A quiet ride? Like hell! The elderly lady ahead of me was working on the principle that if 30 km/h is good, 20 is probably better, and as she was crawling along she was clearly annoying other drivers to the point of fury, and so all around we had a clanking of car horns, and one idiot behind the wheel of a 10-year-old BMW overtook her (and me) with oncoming traffic, doing 60 or 70 I reckoned. As for the law, I could see no Garda (police) presence anywhere, and I felt vaguely cheated that nobody officially noted my heroic serenity in the face of all that excitement. And my law-abiding nature.

I could not credibly complain about the 30 km/h speed limit. After all, one of my early acts as President of DCU was to impose a campus-wide speed limit of 20 mph (i.e. 30 km/h), and every so often if I am feeling really officious I’ll make a point of stopping a boy racer going at 60 and telling him he’ll be barred from the campus if he does it again. It’s always a ‘he’, by the way. And yet, as I travelled along Dame Street I couldn’t help wondering whether this new speed limit was doing any good. Before I reached the end of the street I had also seen a car stall, with the driver clearly not practiced at combining the correct gear and acceleration with the new speed limit. And there was all that ongoing aggression.

Also, if that’s supposed to be a genuine speed limit (as distinct from a policy stroke), you had better police it rigorously. There was no sign of that yesterday. And we could, as a nation, probably do with some compulsory remedial tuition, learning for example thad a steady speed of 30 km/h in city traffic actually gets you there faster. Though to be fair, I’m not sure I believe that, but I think we should pass it round as dogma anyway.

Getting the speed limits right

July 26, 2008

All over Ireland – and many other countries – every hour of every day, thousands of drivers completely ignore the speed limit, whatever it may be, and drive at whatever speed they fancy. People are constantly taking the most absurd risks with their own safety, and more significantly with the lives and safety of countless others. Here on the campus of Dublin City University – where we have a 30 km/h or 20 mph speed limit – I regularly see drivers (almost always young men) tearing past at 50 mph or sometimes more. When I stop them, as I sometimes do, and lecture them on this, what they say to me is usually unrepeatable.
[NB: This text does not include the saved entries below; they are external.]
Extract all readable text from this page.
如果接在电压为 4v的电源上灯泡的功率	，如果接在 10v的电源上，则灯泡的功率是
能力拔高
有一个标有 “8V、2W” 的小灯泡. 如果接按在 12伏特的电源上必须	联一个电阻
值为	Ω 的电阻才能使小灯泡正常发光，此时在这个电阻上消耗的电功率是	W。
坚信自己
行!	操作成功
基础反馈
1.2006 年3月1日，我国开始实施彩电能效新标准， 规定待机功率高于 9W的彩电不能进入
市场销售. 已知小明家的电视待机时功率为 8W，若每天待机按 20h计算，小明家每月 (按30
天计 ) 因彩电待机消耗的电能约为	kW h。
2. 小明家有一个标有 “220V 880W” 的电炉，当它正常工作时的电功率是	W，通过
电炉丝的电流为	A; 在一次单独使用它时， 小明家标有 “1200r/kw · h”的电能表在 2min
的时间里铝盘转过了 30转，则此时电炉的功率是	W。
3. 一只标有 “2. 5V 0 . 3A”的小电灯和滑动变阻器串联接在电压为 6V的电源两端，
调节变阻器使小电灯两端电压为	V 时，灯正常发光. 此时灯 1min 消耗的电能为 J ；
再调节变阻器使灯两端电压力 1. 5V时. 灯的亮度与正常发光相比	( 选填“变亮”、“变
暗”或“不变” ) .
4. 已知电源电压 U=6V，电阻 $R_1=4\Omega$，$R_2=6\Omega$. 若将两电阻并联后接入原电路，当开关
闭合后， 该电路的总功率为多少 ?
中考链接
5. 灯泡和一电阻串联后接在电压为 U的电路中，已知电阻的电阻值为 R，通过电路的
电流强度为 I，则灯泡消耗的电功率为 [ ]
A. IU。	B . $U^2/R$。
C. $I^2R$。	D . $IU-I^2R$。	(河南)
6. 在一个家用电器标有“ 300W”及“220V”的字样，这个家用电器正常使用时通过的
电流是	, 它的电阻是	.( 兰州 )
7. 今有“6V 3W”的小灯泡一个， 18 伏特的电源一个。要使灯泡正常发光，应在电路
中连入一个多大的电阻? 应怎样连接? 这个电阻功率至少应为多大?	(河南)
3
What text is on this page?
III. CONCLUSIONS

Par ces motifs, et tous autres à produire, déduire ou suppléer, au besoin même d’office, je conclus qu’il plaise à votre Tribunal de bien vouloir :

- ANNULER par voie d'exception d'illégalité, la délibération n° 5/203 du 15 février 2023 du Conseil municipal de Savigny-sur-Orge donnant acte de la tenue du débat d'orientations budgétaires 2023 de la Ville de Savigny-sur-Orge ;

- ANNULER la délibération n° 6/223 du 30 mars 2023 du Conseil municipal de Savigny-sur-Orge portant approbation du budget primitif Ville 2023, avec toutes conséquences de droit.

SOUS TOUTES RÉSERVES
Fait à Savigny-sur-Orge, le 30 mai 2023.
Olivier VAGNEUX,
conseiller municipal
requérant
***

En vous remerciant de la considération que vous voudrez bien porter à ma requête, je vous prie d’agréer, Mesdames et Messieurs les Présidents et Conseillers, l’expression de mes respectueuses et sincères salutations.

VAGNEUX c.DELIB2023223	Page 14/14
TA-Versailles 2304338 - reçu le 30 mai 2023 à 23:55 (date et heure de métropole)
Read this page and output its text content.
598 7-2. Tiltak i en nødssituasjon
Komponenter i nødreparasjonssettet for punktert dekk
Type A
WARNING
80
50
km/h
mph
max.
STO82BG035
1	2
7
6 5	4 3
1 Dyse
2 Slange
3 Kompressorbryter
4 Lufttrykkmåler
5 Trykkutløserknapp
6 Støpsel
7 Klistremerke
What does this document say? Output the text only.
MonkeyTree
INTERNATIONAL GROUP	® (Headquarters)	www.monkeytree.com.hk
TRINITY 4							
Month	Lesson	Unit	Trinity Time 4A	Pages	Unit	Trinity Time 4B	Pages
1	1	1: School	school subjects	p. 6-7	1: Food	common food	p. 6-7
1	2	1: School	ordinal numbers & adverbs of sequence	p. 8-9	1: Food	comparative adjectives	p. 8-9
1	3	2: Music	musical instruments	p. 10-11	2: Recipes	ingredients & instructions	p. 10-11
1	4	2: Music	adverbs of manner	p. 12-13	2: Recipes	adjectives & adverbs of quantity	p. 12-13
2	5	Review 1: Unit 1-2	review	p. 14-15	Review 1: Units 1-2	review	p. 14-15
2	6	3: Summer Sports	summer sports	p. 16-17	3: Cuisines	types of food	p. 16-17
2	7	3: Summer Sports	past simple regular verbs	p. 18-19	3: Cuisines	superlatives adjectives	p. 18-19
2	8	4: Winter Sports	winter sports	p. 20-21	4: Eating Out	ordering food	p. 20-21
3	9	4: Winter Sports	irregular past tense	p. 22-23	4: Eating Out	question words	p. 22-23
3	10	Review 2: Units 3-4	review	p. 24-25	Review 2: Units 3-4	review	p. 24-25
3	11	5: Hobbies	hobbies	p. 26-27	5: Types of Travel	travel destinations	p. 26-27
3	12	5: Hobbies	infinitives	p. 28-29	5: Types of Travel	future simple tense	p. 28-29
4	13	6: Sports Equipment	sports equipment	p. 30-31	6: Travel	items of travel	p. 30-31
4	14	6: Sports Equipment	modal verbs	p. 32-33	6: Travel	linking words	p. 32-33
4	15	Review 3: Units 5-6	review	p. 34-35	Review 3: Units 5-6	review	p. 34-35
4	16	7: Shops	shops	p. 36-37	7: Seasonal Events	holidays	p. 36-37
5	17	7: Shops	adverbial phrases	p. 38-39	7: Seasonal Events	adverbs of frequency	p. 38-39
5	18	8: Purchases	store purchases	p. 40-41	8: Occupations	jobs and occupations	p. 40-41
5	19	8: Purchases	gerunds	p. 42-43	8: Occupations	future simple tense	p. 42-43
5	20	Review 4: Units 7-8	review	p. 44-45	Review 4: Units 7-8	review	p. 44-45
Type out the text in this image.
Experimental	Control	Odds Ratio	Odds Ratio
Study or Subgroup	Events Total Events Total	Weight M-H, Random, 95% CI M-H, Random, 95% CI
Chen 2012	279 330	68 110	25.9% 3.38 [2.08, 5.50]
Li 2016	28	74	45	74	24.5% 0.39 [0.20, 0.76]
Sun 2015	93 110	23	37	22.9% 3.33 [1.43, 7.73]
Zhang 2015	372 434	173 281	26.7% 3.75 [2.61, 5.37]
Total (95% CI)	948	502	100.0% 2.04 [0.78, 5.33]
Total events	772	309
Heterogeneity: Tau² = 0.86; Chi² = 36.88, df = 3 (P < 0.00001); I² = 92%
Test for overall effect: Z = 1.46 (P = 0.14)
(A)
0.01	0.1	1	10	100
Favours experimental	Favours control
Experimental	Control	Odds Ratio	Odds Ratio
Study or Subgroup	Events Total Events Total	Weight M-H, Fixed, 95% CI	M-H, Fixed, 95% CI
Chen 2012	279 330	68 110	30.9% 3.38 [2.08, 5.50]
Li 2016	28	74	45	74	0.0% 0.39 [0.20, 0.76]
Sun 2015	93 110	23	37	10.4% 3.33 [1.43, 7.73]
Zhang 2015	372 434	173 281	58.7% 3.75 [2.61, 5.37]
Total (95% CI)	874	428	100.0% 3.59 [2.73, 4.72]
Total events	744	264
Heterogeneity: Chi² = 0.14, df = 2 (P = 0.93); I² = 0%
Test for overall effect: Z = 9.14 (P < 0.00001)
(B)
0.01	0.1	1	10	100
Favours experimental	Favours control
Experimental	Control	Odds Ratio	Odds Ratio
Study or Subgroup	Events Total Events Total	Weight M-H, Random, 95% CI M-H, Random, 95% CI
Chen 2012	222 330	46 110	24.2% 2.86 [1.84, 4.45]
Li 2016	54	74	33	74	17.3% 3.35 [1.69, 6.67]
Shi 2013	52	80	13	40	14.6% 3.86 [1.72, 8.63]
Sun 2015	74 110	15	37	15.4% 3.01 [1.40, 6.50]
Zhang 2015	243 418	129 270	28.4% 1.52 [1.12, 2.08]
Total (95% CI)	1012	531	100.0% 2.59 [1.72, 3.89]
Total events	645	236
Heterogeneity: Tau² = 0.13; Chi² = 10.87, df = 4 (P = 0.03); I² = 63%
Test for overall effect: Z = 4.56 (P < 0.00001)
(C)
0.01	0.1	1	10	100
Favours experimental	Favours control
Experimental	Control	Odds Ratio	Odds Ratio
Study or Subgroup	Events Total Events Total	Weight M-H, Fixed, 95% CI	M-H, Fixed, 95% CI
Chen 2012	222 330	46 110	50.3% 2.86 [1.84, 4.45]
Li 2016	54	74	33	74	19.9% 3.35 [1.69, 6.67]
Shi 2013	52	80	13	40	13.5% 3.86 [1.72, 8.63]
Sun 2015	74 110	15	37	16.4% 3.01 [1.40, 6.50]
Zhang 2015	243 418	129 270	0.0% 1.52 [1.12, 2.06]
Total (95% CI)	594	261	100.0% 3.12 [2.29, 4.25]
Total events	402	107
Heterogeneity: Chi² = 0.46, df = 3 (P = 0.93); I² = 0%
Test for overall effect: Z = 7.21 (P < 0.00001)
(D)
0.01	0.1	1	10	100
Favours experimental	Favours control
I let them drive on but occasionally see to it that their cars are clamped…

However, I cannot help feeling that one of the disincentives to careful driving are the speed limits themselves. Today I was approaching a toll plaza well known to Dublin drivers, and noticed again that a speed limit sign requires drivers to proceed for the last 100 yards or so before the toll booths at 10 km/h (about 6 mph). This is walking speed. I tried to do it today, and I can report that the cars behind me were not amused. And I cannot blame them. It is clearly idiotic to impose a speed limit that nobody is even going to consider observing; by having this limit, drivers are actually encouraged not to take speed limits seriously, and the result is that they drive well in excess of limits elsewhere that are rational and essential for safety. The same is true occasionally where there are 60 km/h speed limits on open roads, for absolutely no apparent reason; again, drivers ignore these.

Road safety has become a pressing issue in this country, and we need to stop reckless and mindless behaviour by drivers who seem to become insane once they are behind the steering wheel of a car. But part of the programme for getting this right must be to ensure that traffic regulations are also sensible.